In other areas of the mall, specialty retailers such as GNC, Radio Shack, Bed, Bath and Beyond; and Vitamin Shoppe may not be long for the world either. These companies typically operate in smaller, more cost-efficient stores, but the products they sell are easily sold (or substituted with other products) on the Internet. If you want to buy protein, soap, vitamins, batteries, or sports supplements, you may walk into a store once. But after finding a product that works for you, all repeat purchases will be made online. And in the online world, the lowest price wins. If you have to support hundreds of physical stores, then you won’t be able to offer the absolute lowest prices.
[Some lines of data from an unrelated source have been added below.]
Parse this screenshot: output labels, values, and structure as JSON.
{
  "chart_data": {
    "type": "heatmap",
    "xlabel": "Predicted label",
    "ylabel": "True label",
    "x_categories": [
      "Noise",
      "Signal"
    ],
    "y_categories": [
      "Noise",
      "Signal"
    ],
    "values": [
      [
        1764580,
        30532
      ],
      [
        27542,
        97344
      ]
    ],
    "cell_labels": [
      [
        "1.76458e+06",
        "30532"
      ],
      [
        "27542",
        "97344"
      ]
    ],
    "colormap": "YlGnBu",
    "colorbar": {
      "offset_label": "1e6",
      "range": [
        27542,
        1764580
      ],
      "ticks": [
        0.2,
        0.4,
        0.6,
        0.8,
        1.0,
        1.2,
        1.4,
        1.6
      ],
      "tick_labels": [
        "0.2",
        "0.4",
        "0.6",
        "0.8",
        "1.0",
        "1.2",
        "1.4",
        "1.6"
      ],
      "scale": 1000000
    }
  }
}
Back to Whole Foods, Amazon has acquired a premium brand in the grocery category and they have the opportunity to apply their Internet-centric model to make Whole Foods more efficient. They will also integrate the Whole Foods store footprint into their existing distribution network to have better access to customers around the country.
Combined Amazon/Whole Foods Footprint
Source: Bloomberg
Amazon had already been testing a new convenience store concept called Amazon Go that used sensors and software to allow shoppers to grab items and exit without even visiting a cashier. How will other grocers keep up? Hmmm.